In between my 27th and 28th birthdays I lost 23 pounds, put on more muscle than I'd ever had in my life, and regained my self confidence. I was about ten pounds from my goal when I became pregnant in October of 2007, and despite careful eating and exercising all the way in to week 38 of the pregnancy, I still gained 54 pounds. It was in the last two months of my pregnancy that I decided that I owed it to myself to work harder than I'd ever worked before to get in shape after baby arrived. It was time to see what I could do when I really tried, when I really believed in myself. Pregnancy showed me that my body was miraculous and could do amazing things.

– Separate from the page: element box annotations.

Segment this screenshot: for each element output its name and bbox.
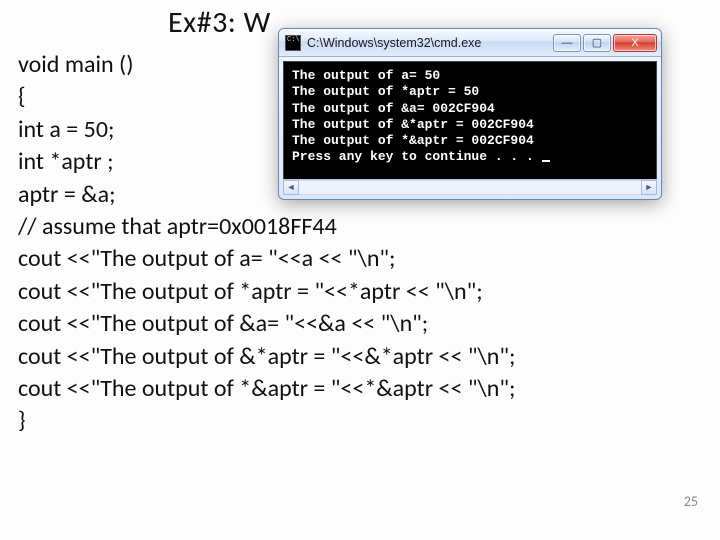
maximize-button[interactable]: ▢ — [583, 34, 611, 52]
terminal-cursor — [542, 160, 550, 162]
cmd-window: C:\Windows\system32\cmd.exe — ▢ X The ou… — [278, 28, 662, 200]
page-number: 25 — [684, 493, 698, 510]
terminal-body: The output of a= 50 The output of *aptr … — [283, 61, 657, 195]
slide: Ex#3: W void main () { int a = 50; int *… — [0, 0, 720, 540]
close-button[interactable]: X — [613, 34, 657, 52]
minimize-button[interactable]: — — [553, 34, 581, 52]
terminal-output: The output of a= 50 The output of *aptr … — [292, 68, 648, 166]
cmd-icon — [285, 35, 301, 51]
window-title: C:\Windows\system32\cmd.exe — [307, 36, 553, 50]
scroll-left-button[interactable]: ◄ — [283, 180, 299, 195]
horizontal-scrollbar[interactable]: ◄ ► — [283, 179, 657, 195]
scroll-track[interactable] — [299, 180, 641, 195]
scroll-right-button[interactable]: ► — [641, 180, 657, 195]
window-buttons: — ▢ X — [553, 34, 657, 52]
window-titlebar[interactable]: C:\Windows\system32\cmd.exe — ▢ X — [279, 29, 661, 57]
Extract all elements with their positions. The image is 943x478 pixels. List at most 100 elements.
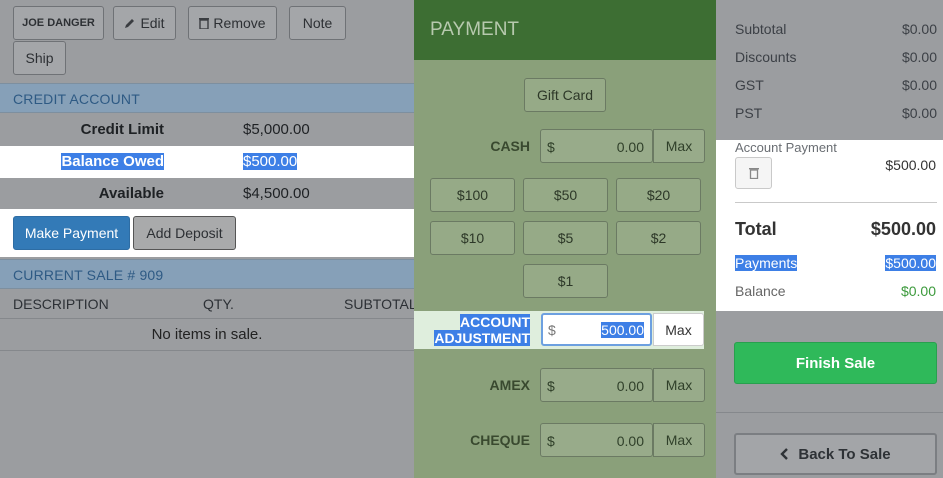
remove-label: Remove <box>213 15 266 31</box>
divider <box>0 318 414 319</box>
cheque-input[interactable]: $0.00 <box>540 423 653 457</box>
empty-sale-message: No items in sale. <box>151 326 263 343</box>
subtotal-value: $0.00 <box>901 21 937 37</box>
available-row: Available $4,500.00 <box>0 178 414 210</box>
edit-customer-button[interactable]: Edit <box>113 6 176 40</box>
account-payment-label: Account Payment <box>735 140 837 155</box>
quick-10-button[interactable]: $10 <box>430 221 515 255</box>
cheque-value: 0.00 <box>616 433 644 449</box>
add-deposit-button[interactable]: Add Deposit <box>133 216 236 250</box>
quick-100-button[interactable]: $100 <box>430 178 515 212</box>
quick-amount: $50 <box>553 187 578 203</box>
payment-pane: PAYMENT Gift Card CASH $0.00 Max $100 $5… <box>414 0 716 478</box>
note-label: Note <box>302 15 333 31</box>
make-payment-label: Make Payment <box>24 225 119 241</box>
description-column-header: DESCRIPTION <box>13 296 109 312</box>
cash-max-button[interactable]: Max <box>653 129 705 163</box>
currency-symbol: $ <box>547 433 555 449</box>
qty-column-header: QTY. <box>203 296 234 312</box>
gst-label: GST <box>735 77 764 93</box>
gift-card-button[interactable]: Gift Card <box>524 78 606 112</box>
balance-owed-row: Balance Owed $500.00 <box>0 146 414 178</box>
amex-value: 0.00 <box>616 378 644 394</box>
back-to-sale-button[interactable]: Back To Sale <box>734 433 937 475</box>
account-adjustment-row: ACCOUNT ADJUSTMENT $ 500.00 Max <box>414 311 704 349</box>
left-pane: JOE DANGER Edit Remove Note Ship CREDIT … <box>0 0 417 478</box>
quick-amount: $2 <box>650 230 667 246</box>
amex-max-button[interactable]: Max <box>653 368 705 402</box>
add-deposit-label: Add Deposit <box>146 225 223 241</box>
max-label: Max <box>665 321 692 338</box>
divider <box>735 202 937 203</box>
trash-icon <box>199 18 210 29</box>
currency-symbol: $ <box>547 378 555 394</box>
quick-5-button[interactable]: $5 <box>523 221 608 255</box>
cash-input[interactable]: $0.00 <box>540 129 653 163</box>
pst-label: PST <box>735 105 763 121</box>
pencil-icon <box>125 19 135 28</box>
balance-owed-value: $500.00 <box>243 153 298 170</box>
subtotal-row: Subtotal $0.00 <box>735 21 937 37</box>
max-label: Max <box>665 432 693 448</box>
account-adjustment-label-line2: ADJUSTMENT <box>434 330 530 346</box>
remove-customer-button[interactable]: Remove <box>188 6 277 40</box>
ship-label: Ship <box>25 50 54 66</box>
current-sale-heading: CURRENT SALE # 909 <box>0 259 414 289</box>
quick-1-button[interactable]: $1 <box>523 264 608 298</box>
credit-actions-bar: Make Payment Add Deposit <box>0 209 414 257</box>
account-adjustment-value: 500.00 <box>601 322 644 338</box>
amex-label: AMEX <box>489 377 530 393</box>
payments-label: Payments <box>735 255 798 271</box>
discounts-row: Discounts $0.00 <box>735 49 937 65</box>
divider <box>716 412 943 413</box>
remove-account-payment-button[interactable] <box>735 157 772 189</box>
trash-icon <box>748 168 759 179</box>
summary-pane: Subtotal $0.00 Discounts $0.00 GST $0.00 PS… <box>716 0 943 478</box>
finish-sale-button[interactable]: Finish Sale <box>734 342 937 384</box>
max-label: Max <box>665 138 693 154</box>
divider <box>0 350 414 351</box>
cheque-max-button[interactable]: Max <box>653 423 705 457</box>
totals-panel: Account Payment $500.00 Total $500.00 Pa… <box>716 140 943 311</box>
available-value: $4,500.00 <box>243 185 310 202</box>
balance-value: $0.00 <box>900 283 936 299</box>
quick-amount: $5 <box>557 230 574 246</box>
credit-limit-value: $5,000.00 <box>243 121 310 138</box>
credit-limit-label: Credit Limit <box>80 121 164 138</box>
discounts-label: Discounts <box>735 49 797 65</box>
back-to-sale-label: Back To Sale <box>798 445 891 463</box>
discounts-value: $0.00 <box>901 49 937 65</box>
account-adjustment-input[interactable]: $ 500.00 <box>541 313 652 346</box>
subtotal-label: Subtotal <box>735 21 787 37</box>
quick-amount: $20 <box>646 187 671 203</box>
amex-input[interactable]: $0.00 <box>540 368 653 402</box>
gst-value: $0.00 <box>901 77 937 93</box>
ship-button[interactable]: Ship <box>13 41 66 75</box>
quick-2-button[interactable]: $2 <box>616 221 701 255</box>
cash-value: 0.00 <box>616 139 644 155</box>
quick-20-button[interactable]: $20 <box>616 178 701 212</box>
available-label: Available <box>98 185 164 202</box>
total-label: Total <box>735 219 777 239</box>
cheque-label: CHEQUE <box>470 432 530 448</box>
quick-amount: $100 <box>456 187 489 203</box>
credit-limit-row: Credit Limit $5,000.00 <box>0 114 414 146</box>
currency-symbol: $ <box>547 139 555 155</box>
account-adjustment-max-button[interactable]: Max <box>653 313 704 346</box>
account-adjustment-label-line1: ACCOUNT <box>460 314 530 330</box>
balance-label: Balance <box>735 283 786 299</box>
quick-50-button[interactable]: $50 <box>523 178 608 212</box>
credit-account-heading: CREDIT ACCOUNT <box>0 83 414 113</box>
chevron-left-icon <box>780 448 789 460</box>
cash-label: CASH <box>490 138 530 154</box>
max-label: Max <box>665 377 693 393</box>
make-payment-button[interactable]: Make Payment <box>13 216 130 250</box>
pos-screen: JOE DANGER Edit Remove Note Ship CREDIT … <box>0 0 943 478</box>
gift-card-label: Gift Card <box>536 87 593 103</box>
note-button[interactable]: Note <box>289 6 346 40</box>
edit-label: Edit <box>140 15 165 31</box>
customer-name-button[interactable]: JOE DANGER <box>13 6 104 40</box>
currency-symbol: $ <box>548 322 556 338</box>
pst-row: PST $0.00 <box>735 105 937 121</box>
total-value: $500.00 <box>870 219 936 239</box>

I want to see what else it is capable of.

So here I am. And I'm telling the world about it because I refuse to let myself off the hook. I want to be strong. I want to be fit. Before I was pregnant I could do pushups- real pushups, not girl pushups- for the very first time in my life. And I know I wasn't working nearly as hard as I could have been. What might I be capable of if I finally do?

My body made a person, and then pushed that person out. I'm pretty sure I can do just about anything now.

So gather 'round folks, and follow the tale of the lazy girl who loved pizza but became strong and fit anyway. Or perhaps, the tale of an angry woman who took solace in beer and deleted her blog before too many of her friends and family could see it. Either way, it should be interesting for at least a few minutes.

Just to prove how serious I am, I'm posting the picture of the skinny white designer jeans I bought at Saks 5th Avenue when I was nine months pregnant. This is it. No more excuses. No more wondering what I could be or could do if I really gave myself a fair chance. We're going balls to the wall here kids, and it's skinny jeans or die trying.

Or maybe I'll just find a really good tailor.